The biblical idea of forbearance is an underappreciated metaphor for divine grace and an underutilized concept for capturing how Christians ought to replicate that grace in the project of living together in community. To be sure, not much has been made of this idea in classical or contemporary biblical commentary. In his commentaries on Ephesians and Colossians, for instance, John Calvin leaves the term “forbearance”—the Greek anecho meaning “to bear with” or “to hold up”— without comment, skipping past it on his way to elucidating other parts of the passages where it appears (Eph. 4:1–3 and Col. 3:12–14). Similarly, most modern commentaries do not linger on the idea of forbearance as the linchpin for these passages.
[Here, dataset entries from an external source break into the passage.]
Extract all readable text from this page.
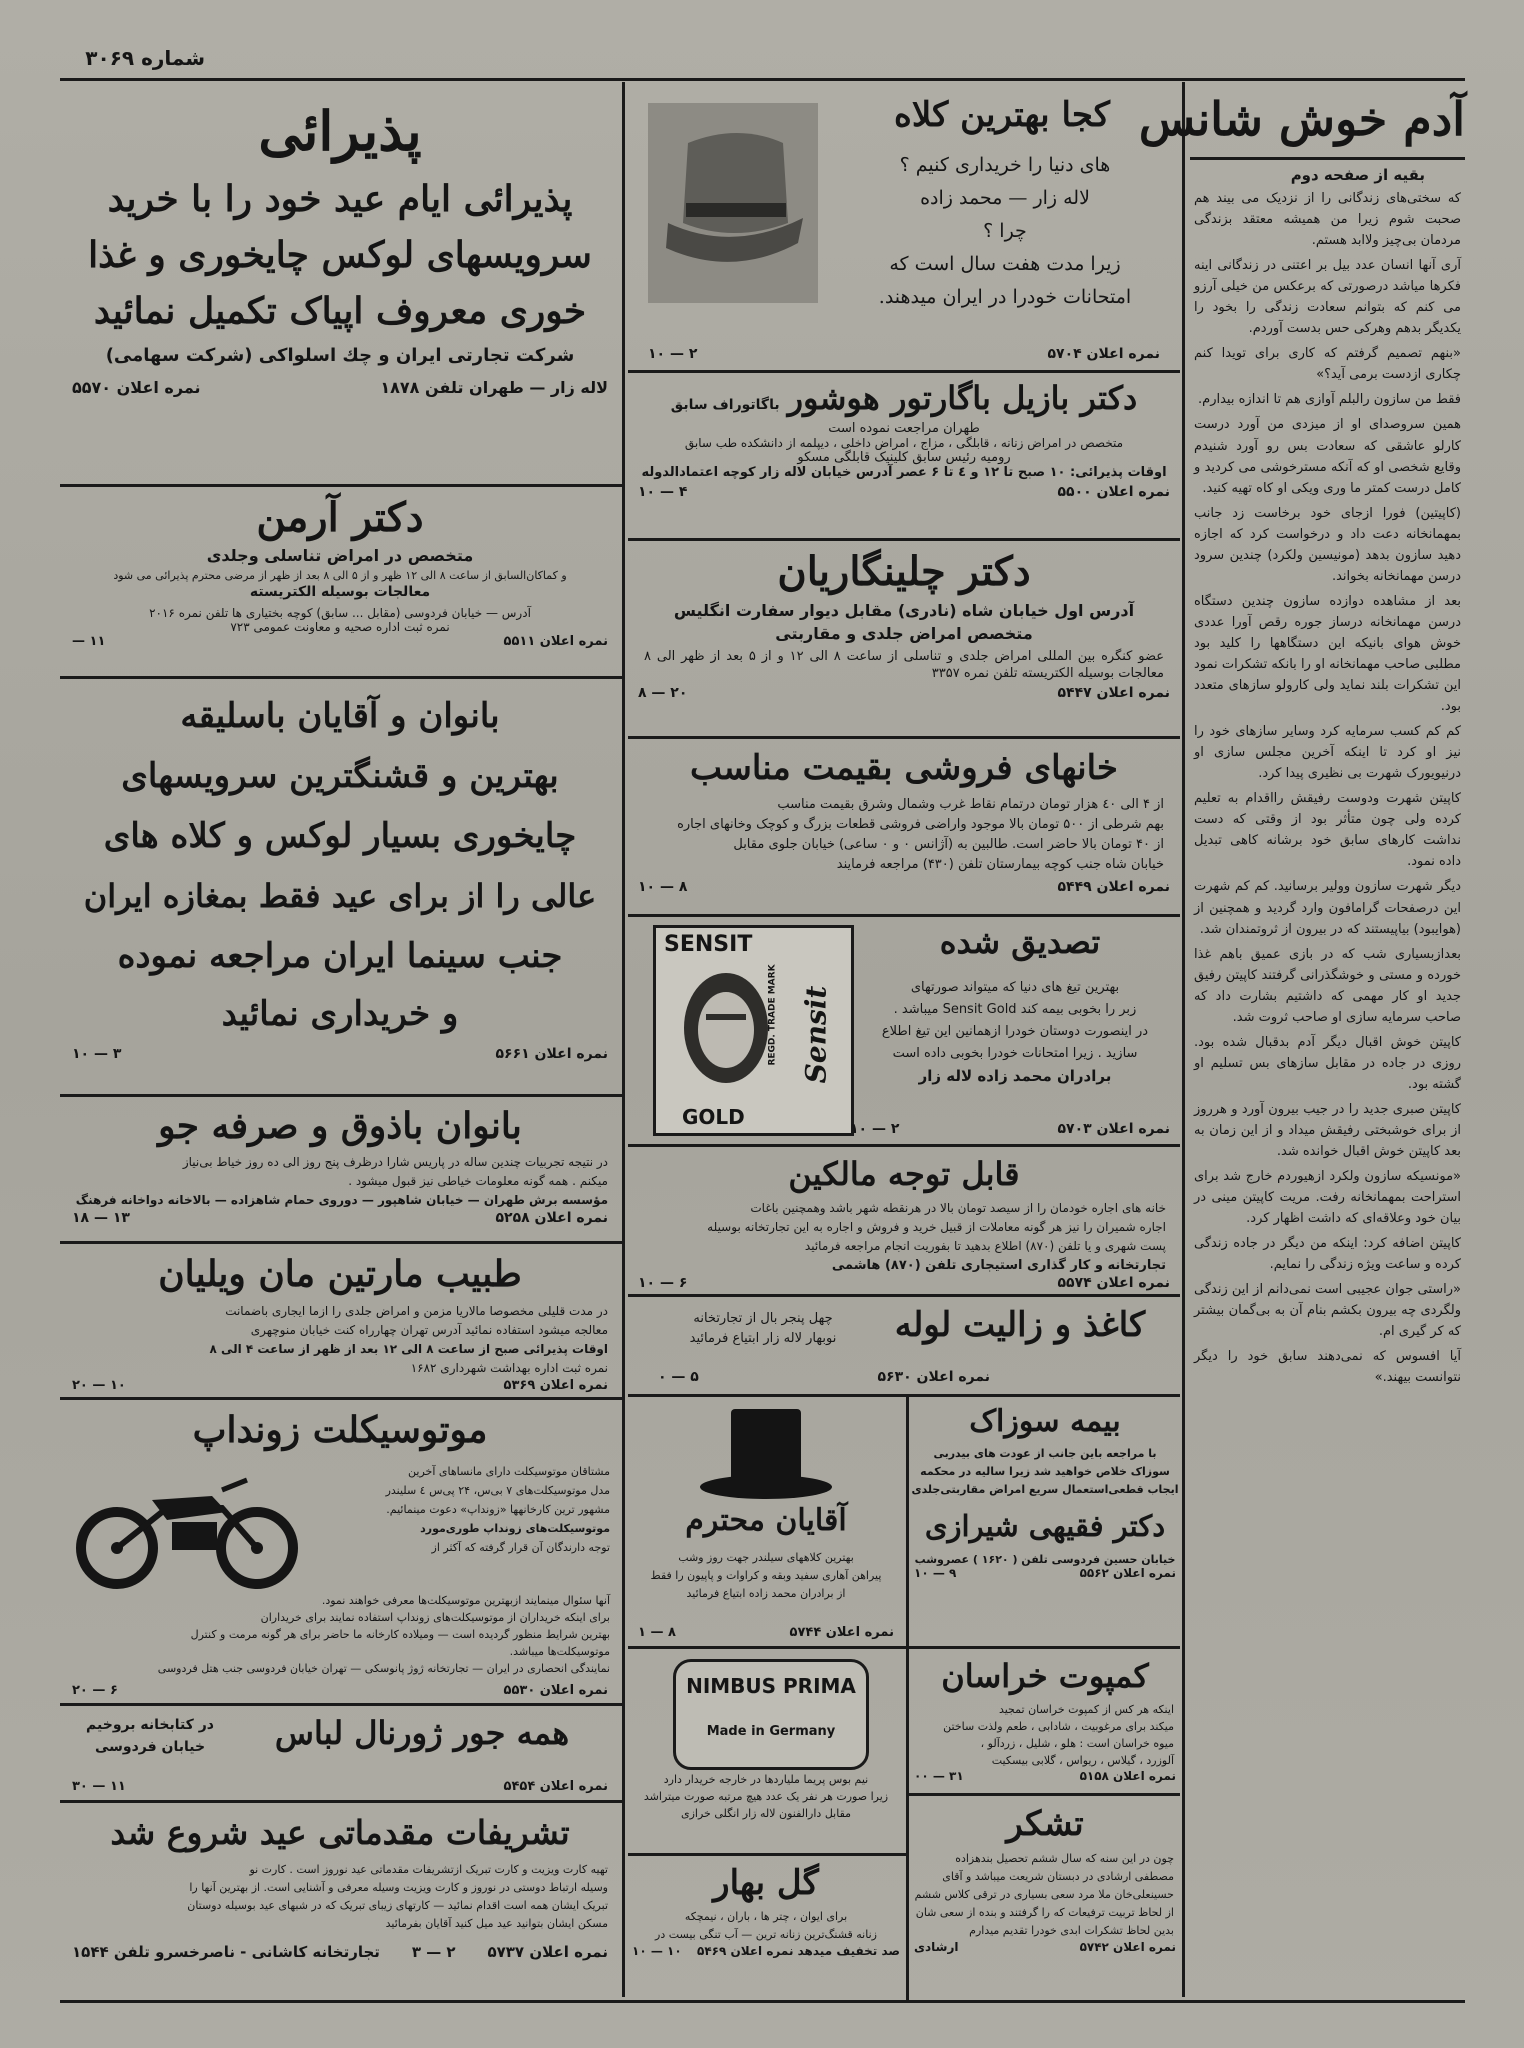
شماره ۳۰۶۹
آدم خوش شانس
بقیه از صفحه دوم

که سختی‌های زندگانی را از نزدیک می بیند هم صحبت شوم زیرا من همیشه معتقد بزندگی مردمان بی‌چیز ولاابد هستم.

آری آنها انسان عدد بیل بر اعتنی در زندگانی اینه فکرها میاشد درصورتی که برعکس من خیلی آرزو می کنم که بتوانم سعادت زندگی را بخود را یکدیگر بدهم وهرکی حس بدست آوردم.

«بنهم تصمیم گرفتم که کاری برای تویدا کنم چکاری ازدست برمی آید؟»

فقط من سازون رالبلم آوازی هم تا اندازه بیدارم.

همین سروصدای او از میزدی من آورد درست کارلو عاشقی که سعادت بس رو آورد شنیدم وقایع شخصی او که آنکه مسترخوشی می کردید و کامل درست کمتر ما وری ویکی او کاه تهیه کنید.

(کاپیتین) فورا ازجای خود برخاست زد جانب بمهمانخانه دعت داد و درخواست کرد که اجازه دهید سازون بدهد (مونیسین ولکرد) چندین سرود درسن مهمانخانه بخواند.

بعد از مشاهده دوازده سازون چندین دستگاه درسن مهمانخانه درساز جوره رقص آورا عددی خوش هوای بانیکه این دستگاهها را کلید بود مطلبی صاحب مهمانخانه او را بانکه تشکرات نمود این تشکرات بلند نماید ولی کارولو سازهای متعدد بود.

کم کم کسب سرمایه کرد وسایر سازهای خود را نیز او کرد تا اینکه آخرین مجلس سازی او درنیویورک شهرت بی نظیری پیدا کرد.

کاپیتن شهرت ودوست رفیقش رااقدام به تعلیم کرده ولی چون متأثر بود از وقتی که دست نداشت کارهای سابق خود برشانه کاهی تبدیل داده نمود.

دیگر شهرت سازون وولیر برسانید. کم کم شهرت این درصفحات گرامافون وارد گردید و همچنین از (هوایبود) بیاپیستند که در بیرون از ثروتمندان شد.

بعدازبسیاری شب که در بازی عمیق باهم غذا خورده و مستی و خوشگذرانی گرفتند کاپیتن رفیق جدید او کار مهمی که داشتیم بشارت داد که صاحب سرمایه سازی او صاحب ثروت شد.

کاپیتن خوش اقبال دیگر آدم بدقبال شده بود. روزی در جاده در مقابل سازهای بس تسلیم او گشته بود.

کاپیتن صبری جدید را در جیب بیرون آورد و هرروز از برای خوشبختی رفیقش میداد و از این زمان به بعد کاپیتن خوش اقبال خوانده شد.

«مونسیکه سازون ولکرد ازهیوردم خارج شد برای استراحت بمهمانخانه رفت. مریت کاپیتن مینی در بیان خود وعلاقه‌ای که داشت اظهار کرد.

کاپیتن اضافه کرد: اینکه من دیگر در جاده زندگی کرده و ساعت ویژه زندگی را نمایم.

«راستی جوان عجیبی است نمی‌دانم از این زندگی ولگردی چه بیرون بکشم بنام آن به بی‌گمان بیشتر که کر گیری ام.

آیا افسوس که نمی‌دهند سابق خود را دیگر نتوانست بیهند.»

کجا بهترین کلاه
های دنیا را خریداری کنیم ؟
لاله زار — محمد زاده
چرا ؟
زیرا مدت هفت سال است که
امتحانات خودرا در ایران میدهند.
نمره اعلان ۵۷۰۴
۲ — ۱۰
دکتر بازیل باگارتور هوشور
باگاتوراف سابق
طهران مراجعت نموده است
متخصص در امراض زنانه ، قابلگی ، مزاج ، امراض داخلی ، دیپلمه از دانشکده طب سابق
رومیه رئیس سابق کلینیک قابلگی مسکو
اوقات پذیرائی: ۱۰ صبح تا ۱۲ و ٤ تا ۶ عصر آدرس خیابان لاله زار کوچه اعتمادالدوله
نمره اعلان ۵۵۰۰
۴ — ۱۰
دکتر چلینگاریان
آدرس اول خیابان شاه (نادری) مقابل دیوار سفارت انگلیس
متخصص امراض جلدی و مقاربتی
عضو کنگره بین المللی امراض جلدی و تناسلی از ساعت ۸ الی ۱۲ و از ۵ بعد از ظهر الی ۸ معالجات بوسیله الکتریسته تلفن نمره ۳۳۵۷
نمره اعلان ۵۴۴۷
۲۰ — ۸
خانهای فروشی بقیمت مناسب
از ۴ الی ٤٠ هزار تومان درتمام نقاط غرب وشمال وشرق بقیمت مناسب
بهم شرطی از ۵۰۰ تومان بالا موجود واراضی فروشی قطعات بزرگ و کوچک وخانهای اجاره
از ۴۰ تومان بالا حاضر است. طالبین به (آژانس ۰ و ۰ ساعی) خیابان جلوی مقابل
خیابان شاه جنب کوچه بیمارستان تلفن (۴۳۰) مراجعه فرمایند
نمره اعلان ۵۴۴۹
۸ — ۱۰
SENSIT
GOLD
Sensit
REGD. TRADE MARK
تصدیق شده
بهترین تیغ های دنیا که میتواند صورتهای
زبر را بخوبی بیمه کند Sensit Gold میباشد .
در اینصورت دوستان خودرا ازهمانین این تیغ اطلاع
سازید . زیرا امتحانات خودرا بخوبی داده است
برادران محمد زاده لاله زار
نمره اعلان ۵۷۰۳
۲ — ۱۰
قابل توجه مالکین
خانه های اجاره خودمان را از سیصد تومان بالا در هرنقطه شهر باشد وهمچنین باغات
اجاره شمیران را نیز هر گونه معاملات از قبیل خرید و فروش و اجاره به این تجارتخانه بوسیله
پست شهری و یا تلفن (۸۷۰) اطلاع بدهید تا بفوریت انجام مراجعه فرمائید
تجارتخانه و کار گذاری استیجاری تلفن (۸۷۰) هاشمی
نمره اعلان ۵۵۷۴
۶ — ۱۰
کاغذ و زالیت لوله
چهل پنجر بال از تجارتخانه
نوبهار لاله زار ابتیاع فرمائید
نمره اعلان ۵۶۳۰
۵ — ۰
آقایان محترم
بهترین کلاههای سیلندر جهت روز وشب
پیراهن آهاری سفید وبقه و کراوات و پاپیون را فقط
از برادران محمد زاده ابتیاع فرمائید
نمره اعلان ۵۷۴۴
۸ — ۱
NIMBUS PRIMA
Made in Germany
نیم بوس پریما ملیاردها در خارجه خریدار دارد
زیرا صورت هر نفر یک عدد هیچ مرتبه صورت میتراشد
مقابل دارالفنون لاله زار انگلی خرازی
گل بهار
برای ایوان ، چتر ها ، باران ، نیمچکه
زنانه قشنگ‌ترین زنانه ترین — آب تنگی بیست در
صد تخفیف میدهد نمره اعلان ۵۴۶۹
۱۰ — ۱۰
بیمه سوزاک
با مراجعه باین جانب از عودت های بیدربی
سوزاک خلاص خواهید شد زیرا سالیه در محکمه
ایجاب قطعی‌استعمال سریع امراض مقاربتی‌جلدی
دکتر فقیهی شیرازی
خیابان حسین فردوسی تلفن ( ۱۶۲۰ ) عصروشب
نمره اعلان ۵۵۶۲
۹ — ۱۰
کمپوت خراسان
اینکه هر کس از کمپوت خراسان تمجید
میکند برای مرغوبیت ، شادابی ، طعم ولذت ساختن
میوه خراسان است : هلو ، شلیل ، زردآلو ،
آلوزرد ، گیلاس ، ریواس ، گلابی بیسکیت
نمره اعلان ۵۱۵۸
۳۱ — ۰۰
تشکر
چون در این سنه که سال ششم تحصیل بندهزاده
مصطفی ارشادی در دبستان شریعت میباشد و آقای
حسینعلی‌خان ملا مرد سعی بسیاری در ترقی کلاس ششم
از لحاظ تربیت ترفیعات که را گرفتند و بنده از سعی شان
بدین لحاظ تشکرات ابدی خودرا تقدیم میدارم
نمره اعلان ۵۷۴۲
ارشادی
پذیرائی
پذیرائی ایام عید خود را با خرید
سرویسهای لوکس چایخوری و غذا
خوری معروف اپیاک تکمیل نمائید
شرکت تجارتی ایران و چك اسلواکی (شرکت سهامی)
لاله زار — طهران تلفن ۱۸۷۸
نمره اعلان ۵۵۷۰
دکتر آرمن
متخصص در امراض تناسلی وجلدی
و کماکان‌السابق از ساعت ۸ الی ۱۲ ظهر و از ۵ الی ۸ بعد از ظهر از مرضی محترم پذیرائی می شود
معالجات بوسیله الکتریسته
آدرس — خیابان فردوسی (مقابل ... سابق) کوچه بختیاری ها تلفن نمره ۲۰۱۶
نمره ثبت اداره صحیه و معاونت عمومی ۷۲۳
نمره اعلان ۵۵۱۱
۱۱ —
بانوان و آقایان باسلیقه
بهترین و قشنگترین سرویسهای
چایخوری بسیار لوکس و کلاه های
عالی را از برای عید فقط بمغازه ایران
جنب سینما ایران مراجعه نموده
و خریداری نمائید
نمره اعلان ۵۶۶۱
۳ — ۱۰
بانوان باذوق و صرفه جو
در نتیجه تجربیات چندین ساله در پاریس شارا درظرف پنج روز الی ده روز خیاط بی‌نیاز
میکنم . همه گونه معلومات خیاطی نیز قبول میشود .
مؤسسه برش طهران — خیابان شاهپور — دوروی حمام شاهزاده — بالاخانه دواخانه فرهنگ
نمره اعلان ۵۲۵۸
۱۳ — ۱۸
طبیب مارتین مان ویلیان
در مدت قلیلی مخصوصا مالاریا مزمن و امراض جلدی را ازما ایجاری باضمانت
معالجه میشود استفاده نمائید آدرس تهران چهارراه کنت خیابان منوچهری
اوقات پذیرائی صبح از ساعت ۸ الی ۱۲ بعد از ظهر از ساعت ۴ الی ۸
نمره ثبت اداره بهداشت شهرداری ۱۶۸۲
نمره اعلان ۵۳۶۹
۱۰ — ۲۰
موتوسیکلت زونداپ
مشتاقان موتوسیکلت دارای مانساهای آخرین
مدل موتوسیکلت‌های ۷ بی‌س، ۲۴ پی‌س ٤ سلیندر
مشهور ترین کارخانهها «زونداپ» دعوت مینمائیم.
موتوسیکلت‌های زونداپ طوری‌مورد
توجه دارندگان آن قرار گرفته که آکثر از
آنها سئوال مینمایند ازبهترین موتوسیکلت‌ها معرفی خواهند نمود.
برای اینکه خریداران از موتوسیکلت‌های زونداپ استفاده نمایند برای خریداران
بهترین شرایط منظور گردیده است — ومیلاده کارخانه ما حاضر برای هر گونه مرمت و کنترل
موتوسیکلت‌ها میباشد.
نمایندگی انحصاری در ایران — تجارتخانه ژوژ پانوسکی — تهران خیابان فردوسی جنب هتل فردوسی
نمره اعلان ۵۵۳۰
۶ — ۲۰
همه جور ژورنال لباس
در کتابخانه بروخیم
خیابان فردوسی
نمره اعلان ۵۴۵۴
۱۱ — ۳۰
تشریفات مقدماتی عید شروع شد
تهیه کارت ویزیت و کارت تبریک ازتشریفات مقدماتی عید نوروز است . کارت نو
وسیله ارتباط دوستی در نوروز و کارت ویزیت وسیله معرفی و آشنایی است. از بهترین آنها را
تبریک ایشان همه است اقدام نمائید — کارتهای زیبای تبریک که در شبهای عید بوسیله دوستان
مسکن ایشان بتوانید عید میل کنید آقایان بفرمائید
نمره اعلان ۵۷۳۷
۲ — ۳
تجارتخانه کاشانی - ناصرخسرو تلفن ۱۵۴۴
Perhaps one of the reasons for its current unpopularity is that the term sounds like a call to yield, which unsurprisingly is not what people want to hear when they are embroiled in protracted disagreements over convictions they consider essential to Christian faithfulness. A couple of years ago, in the run-up to the latest denominational battle over same-sex marriage in the Presbyterian Church (USA), the faculties of two seminaries—Columbia Theological Seminary (GA) and Austin Theological Seminary (TX)—issued statements calling for forbearance in the debate. Insisting that schism in the church is a “profound pastoral and theological problem,” the Columbia and Austin faculties implored their fellow Presbyterians to bear with each other in the debate over amendments to the denominational constitution that would allow ordained ministers to officiate at same-sex marriages. In particular, the Columbia Seminary statement notes the way tag-words like “purity” and “inclusivity” have been weaponized in an increasingly hostile ideological environment. Calling on Presbyterians to repent of this hostility and work constructively toward a healthier future for the church, the Columbia faculty modeled this attitude by disavowing their own contributions to the polarization in the PC(USA). Citing biblical authority and denominational precedent, both statements argued that a spirit of forbearance, of “endeavoring to hear and take seriously the convictions of others,” was the only way to forestall further division in the church. Indeed, they suggested that a spirit of forbearance in this controversy would testify to the true source of the church’s hope, the One who calls the church together.